Com o tempo, Tássia e Lenne perceberam a importância do trabalho que desenvolviam. Além de dar motivos para os artistas acreditarem em si mesmos, elas se tornam símbolos de resistência a partir do momento em que ocupam um espaço que é majoritariamente masculino e que não aceita mulheres, principalmente mulheres negras.
“Os contratantes e produtores resistem em negociar com uma mulher. Várias vezes aconteceu de descordarmos de algum ponto na negociação e eles falarem diretamente com Diomedes, pois, na cabeça deles, a palavra dele vale mais do que a nossa. É muita treta! Já deixamos de fechar um investimento bom devido a isso. Mas João (Diomedes) sempre respeitou, ele entende essa posição e sabe o quanto é difícil sermos respeitadas. Ele sempre corta os caras e manda resolver conosco. Quando perdemos esse investimento, achei que ele ficaria chateado, pelo contrário, disse: Fodam-se eles”.

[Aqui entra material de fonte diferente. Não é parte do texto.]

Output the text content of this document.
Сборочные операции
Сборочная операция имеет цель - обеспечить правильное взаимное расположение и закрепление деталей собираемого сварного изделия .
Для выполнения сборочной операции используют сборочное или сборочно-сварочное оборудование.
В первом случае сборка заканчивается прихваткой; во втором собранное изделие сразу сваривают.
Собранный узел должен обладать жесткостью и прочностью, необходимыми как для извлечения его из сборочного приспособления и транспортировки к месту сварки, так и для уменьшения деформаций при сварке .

O trabalho com Diomedes surgiu de forma natural, sem intenção por parte delas, já que sempre optaram por priorizar mulheres e não queriam que o primeiro “produto” a nível nacional fosse um homem, mas o artista estava dentro dos requisitos da Aqualtune.

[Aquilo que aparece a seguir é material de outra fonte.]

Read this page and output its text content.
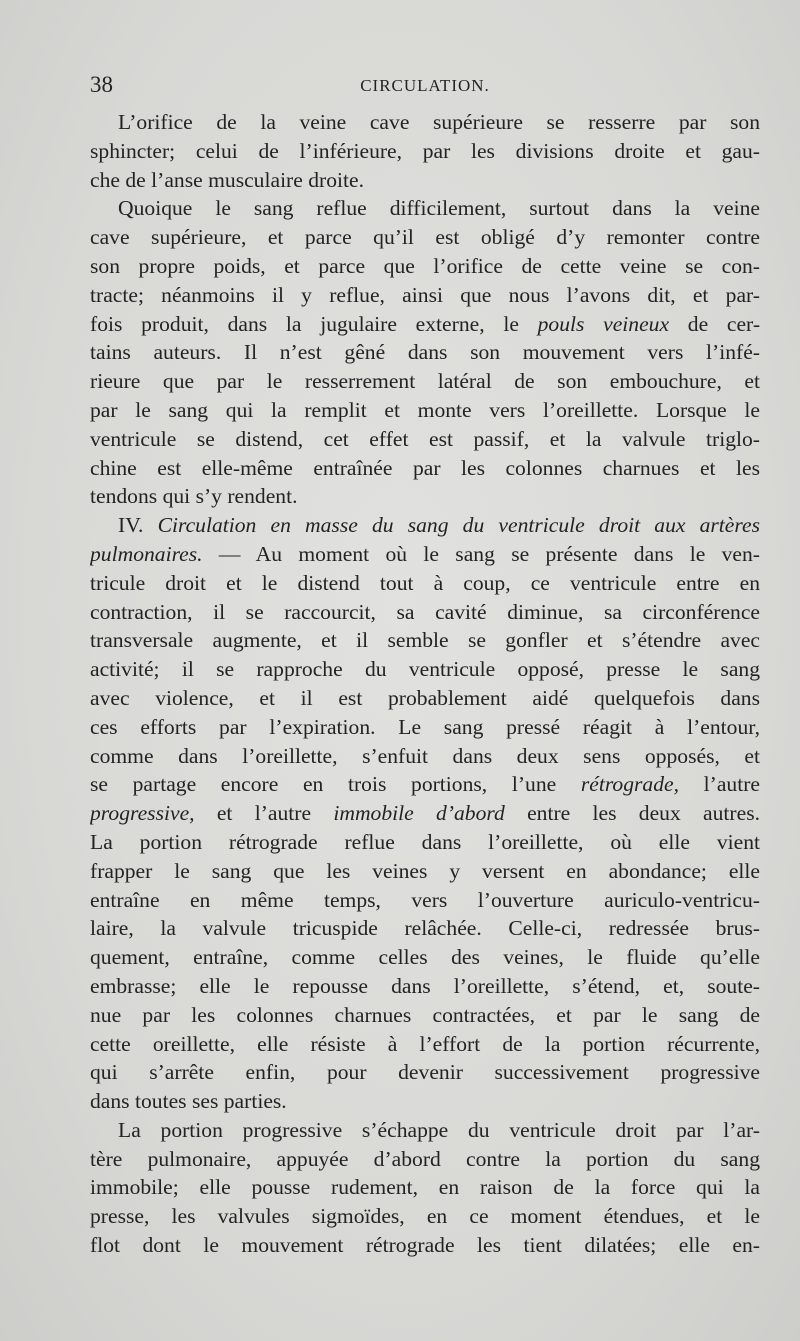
38	CIRCULATION.
L’orifice de la veine cave supérieure se resserre par son
sphincter; celui de l’inférieure, par les divisions droite et gau-
che de l’anse musculaire droite.
Quoique le sang reflue difficilement, surtout dans la veine
cave supérieure, et parce qu’il est obligé d’y remonter contre
son propre poids, et parce que l’orifice de cette veine se con-
tracte; néanmoins il y reflue, ainsi que nous l’avons dit, et par-
fois produit, dans la jugulaire externe, le pouls veineux de cer-
tains auteurs. Il n’est gêné dans son mouvement vers l’infé-
rieure que par le resserrement latéral de son embouchure, et
par le sang qui la remplit et monte vers l’oreillette. Lorsque le
ventricule se distend, cet effet est passif, et la valvule triglo-
chine est elle-même entraînée par les colonnes charnues et les
tendons qui s’y rendent.
IV. Circulation en masse du sang du ventricule droit aux artères
pulmonaires. — Au moment où le sang se présente dans le ven-
tricule droit et le distend tout à coup, ce ventricule entre en
contraction, il se raccourcit, sa cavité diminue, sa circonférence
transversale augmente, et il semble se gonfler et s’étendre avec
activité; il se rapproche du ventricule opposé, presse le sang
avec violence, et il est probablement aidé quelquefois dans
ces efforts par l’expiration. Le sang pressé réagit à l’entour,
comme dans l’oreillette, s’enfuit dans deux sens opposés, et
se partage encore en trois portions, l’une rétrograde, l’autre
progressive, et l’autre immobile d’abord entre les deux autres.
La portion rétrograde reflue dans l’oreillette, où elle vient
frapper le sang que les veines y versent en abondance; elle
entraîne en même temps, vers l’ouverture auriculo-ventricu-
laire, la valvule tricuspide relâchée. Celle-ci, redressée brus-
quement, entraîne, comme celles des veines, le fluide qu’elle
embrasse; elle le repousse dans l’oreillette, s’étend, et, soute-
nue par les colonnes charnues contractées, et par le sang de
cette oreillette, elle résiste à l’effort de la portion récurrente,
qui s’arrête enfin, pour devenir successivement progressive
dans toutes ses parties.
La portion progressive s’échappe du ventricule droit par l’ar-
tère pulmonaire, appuyée d’abord contre la portion du sang
immobile; elle pousse rudement, en raison de la force qui la
presse, les valvules sigmoïdes, en ce moment étendues, et le
flot dont le mouvement rétrograde les tient dilatées; elle en-
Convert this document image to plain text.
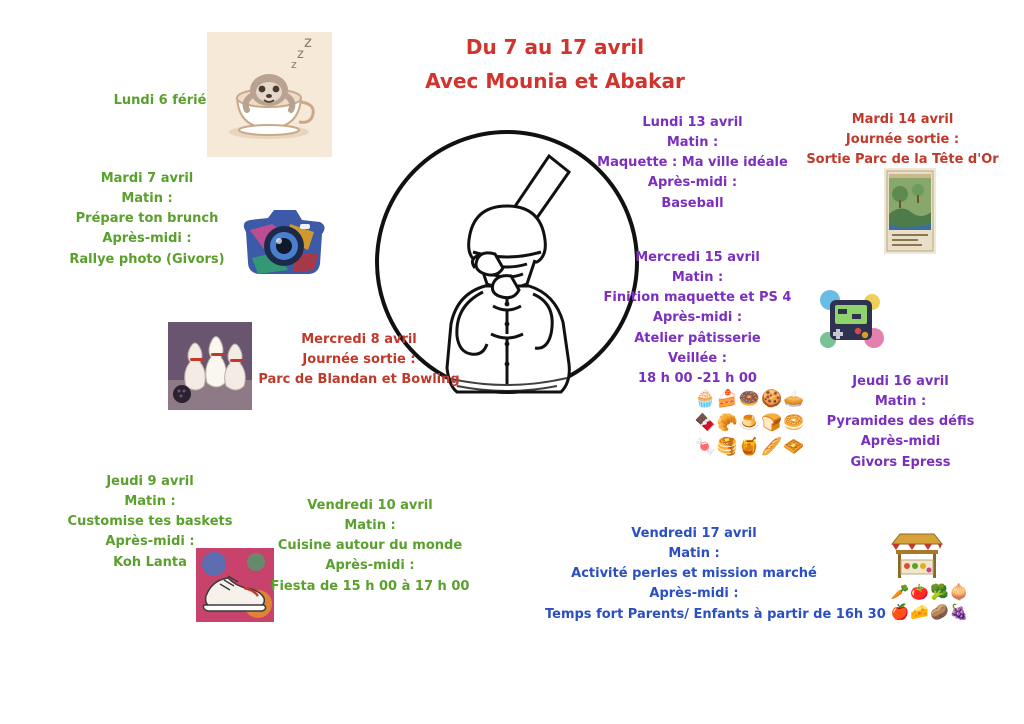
Du 7 au 17 avril
Avec Mounia et Abakar
z
z
z
🧁🍰🍩🍪🥧
🍫🥐🍮🍞🥯
🍬🥞🍯🥖🧇
🥕🍅🥦🧅
🍎🧀🥔🍇
Lundi 6 férié
Mardi 7 avril
Matin :
Prépare ton brunch
Après-midi :
Rallye photo (Givors)
Mercredi 8 avril
Journée sortie :
Parc de Blandan et Bowling
Jeudi 9 avril
Matin :
Customise tes baskets
Après-midi :
Koh Lanta
Vendredi 10 avril
Matin :
Cuisine autour du monde
Après-midi :
Fiesta de 15 h 00 à 17 h 00
Lundi 13 avril
Matin :
Maquette : Ma ville idéale
Après-midi :
Baseball
Mardi 14 avril
Journée sortie :
Sortie Parc de la Tête d'Or
Mercredi 15 avril
Matin :
Finition maquette et PS 4
Après-midi :
Atelier pâtisserie
Veillée :
18 h 00 -21 h 00	Jeudi 16 avril
Matin :
Pyramides des défis
Après-midi
Givors Epress
Vendredi 17 avril
Matin :
Activité perles et mission marché
Après-midi :
Temps fort Parents/ Enfants à partir de 16h 30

“Mesmo com um público consolidado, ele não tinha o suporte profissional que o seu talento precisava. Nossa parceria está abrindo portas para outros nomes da produtora. Começamos com a assessoria e produção executiva da mixtape. Colocamos na rua apenas com parcerias que fizemos através das nossas redes de produção. A produção independente é praticamente isso: planta aqui para colher lá, bem lá”, pontua Lenne.
O que fortalece a produtora é o fato de conseguirem adentrar os mais diversos espaços. Atualmente, assumiram a produção artística de Bione, que foi para São Paulo, onde irá disputar o SLAM BR. “São pequenas coisas que estamos comemorando. Eu boto a maior fé que ela está com toda a inspiração de tudo o que viveu recentemente e vai colocar isso nas linhas. Ela só tem 15 anos, estou bastante emocionada. Aqualtune é isso, se emocionar com os outros, arrombar a porta”, finaliza Tássia.
Já Lenne, conta que sabe a importância de ocupar esse espaço. “Quando desço do palco e sempre vem uma mina falar que achou foda ver uma mulher “comandando” um palco cheio de marmanjo, única mulher, isso vale todo o corre. Quero mais mulheres em cima do palco, por trás dele, fechando festivais, aprovando projetos, mulheres negras principalmente”.